Professor Walsh is director of BARNARDS, a Gates Foundation project on AMR, prospectively examining the burden of neonatal sepsis in Pakistan, India, Bangladesh, Rwanda, South Africa, Nigeria (Abuja and Kano) and Ethiopia. Follow up programs include assessing the risks of still-born infants and maternal care in sub-Sahara Africa, as well as assessing the impact of access to affordable antibiotics. Professor Walsh has led studies in Pakistan investigating the role of insects in post-surgical infections and the unfortunate global trade of colistin in agriculture.

Professor Walsh was Principal Investigator (PI) of DETER-XDR-CHINA, a study examining the spread and burden of AMR in public health sectors and hospitals in 30 provinces in China. He was also PI of CUT-SEC, a One Health project in China and Thailand. In addition, he heads up a Welcome Trust study examining the international impact of COVID on AMR.

In 2020, Professor Walsh moved to University of Oxford and co-established the Ineos Oxford Institute of Antimicrobial Research, where he is Director of Biology. As part of the Institute, the Walsh Lab’s key interests are:

1. The use of antimicrobials in animals and its impact on human clinical failures.
2. The drivers of AMR across all One Health sectors.
3. Causes and management of AMR neonatal sepsis and stillbirths in low- and- middle income countries (LMICs)
4. The clinical and economic burden of AMR in LMICs.

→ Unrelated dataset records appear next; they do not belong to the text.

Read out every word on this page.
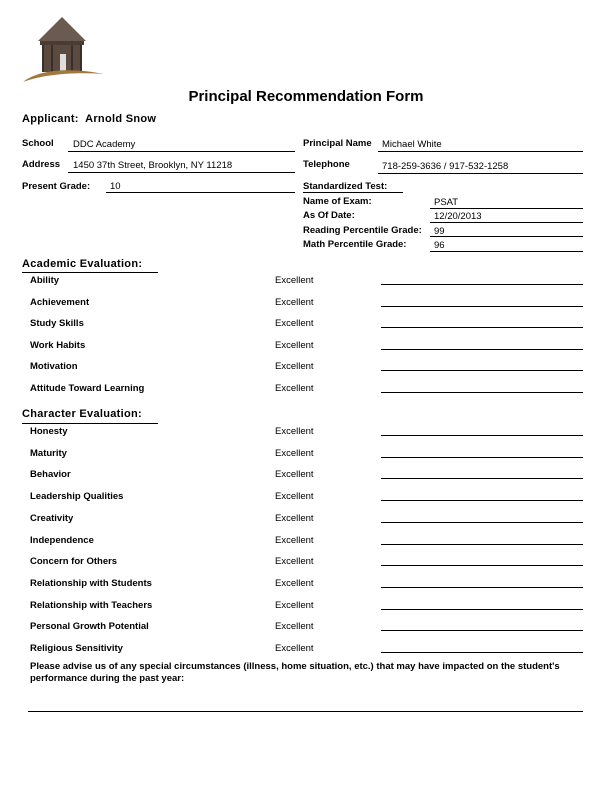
Principal Recommendation Form
Applicant: Arnold Snow
School DDC Academy
Address 1450 37th Street, Brooklyn, NY 11218
Present Grade: 10
Principal Name Michael White
Telephone	718-259-3636 / 917-532-1258
Standardized Test:
Name of Exam:	PSAT
As Of Date:	12/20/2013
Reading Percentile Grade: 99
Math Percentile Grade:	96
Academic Evaluation:
Ability	Excellent
Achievement	Excellent
Study Skills	Excellent
Work Habits	Excellent
Motivation	Excellent
Attitude Toward Learning	Excellent
Character Evaluation:
Honesty	Excellent
Maturity	Excellent
Behavior	Excellent
Leadership Qualities	Excellent
Creativity	Excellent
Independence	Excellent
Concern for Others	Excellent
Relationship with Students	Excellent
Relationship with Teachers	Excellent
Personal Growth Potential	Excellent
Religious Sensitivity	Excellent
Please advise us of any special circumstances (illness, home situation, etc.) that may have impacted on the student's performance during the past year:
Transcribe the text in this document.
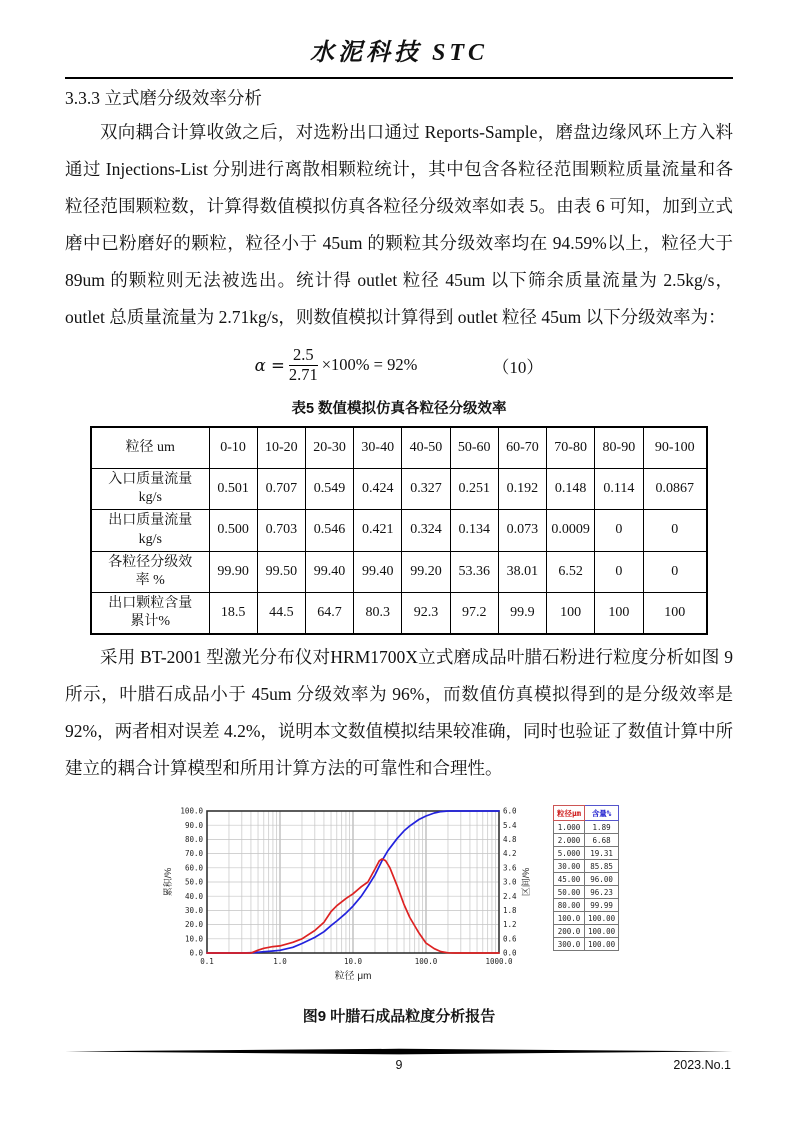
水泥科技 STC
3.3.3 立式磨分级效率分析

双向耦合计算收敛之后，对选粉出口通过 Reports-Sample，磨盘边缘风环上方入料通过 Injections-List 分别进行离散相颗粒统计，其中包含各粒径范围颗粒质量流量和各粒径范围颗粒数，计算得数值模拟仿真各粒径分级效率如表 5。由表 6 可知，加到立式磨中已粉磨好的颗粒，粒径小于 45um 的颗粒其分级效率均在 94.59%以上，粒径大于 89um 的颗粒则无法被选出。统计得 outlet 粒径 45um 以下筛余质量流量为 2.5kg/s，outlet 总质量流量为 2.71kg/s，则数值模拟计算得到 outlet 粒径 45um 以下分级效率为：

$\alpha = \frac{2.5}{2.71} \times 100\% = 92\%$	（10）
表5 数值模拟仿真各粒径分级效率
粒径 um	0-10	10-20	20-30	30-40	40-50	50-60	60-70	70-80	80-90	90-100
入口质量流量
kg/s	0.501	0.707	0.549	0.424	0.327	0.251	0.192	0.148	0.114	0.0867
出口质量流量
kg/s	0.500	0.703	0.546	0.421	0.324	0.134	0.073	0.0009	0	0
各粒径分级效
率 %	99.90	99.50	99.40	99.40	99.20	53.36	38.01	6.52	0	0
出口颗粒含量
累计%	18.5	44.5	64.7	80.3	92.3	97.2	99.9	100	100	100

采用 BT-2001 型激光分布仪对HRM1700X立式磨成品叶腊石粉进行粒度分析如图 9 所示，叶腊石成品小于 45um 分级效率为 96%，而数值仿真模拟得到的是分级效率是 92%，两者相对误差 4.2%，说明本文数值模拟结果较准确，同时也验证了数值计算中所建立的耦合计算模型和所用计算方法的可靠性和合理性。

0.0
10.0
20.0
30.0
40.0
50.0
60.0
70.0
80.0
90.0
100.0
0.0
0.6
1.2
1.8
2.4
3.0
3.6
4.2
4.8
5.4
6.0
0.1	1.0	10.0	100.0	1000.0
粒径 μm
累积/%	区间/%
粒径μm	含量%
1.000	1.89
2.000	6.68
5.000	19.31
30.00	85.85
45.00	96.00
50.00	96.23
80.00	99.99
100.0	100.00
200.0	100.00
300.0	100.00
图9 叶腊石成品粒度分析报告
9	2023.No.1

Professor Walsh has also been appointed to the Fleming Fund expert advisory panel, is an advisor to the Foundation Merieux AMR teaching program, and is a member of the WHO Strategic and Technical Advisory Group for Antimicrobial Resistance (STAG-AMR).

He holds an honorary chair at the China Agricultural University in veterinary microbiology and is advisor to the ENABLE 2 program on antibacterial drug discovery.

In 2020, he was awarded an OBE for his services to Microbiology and International Development, and in 2022 was awarded his DSc (University of Bristol).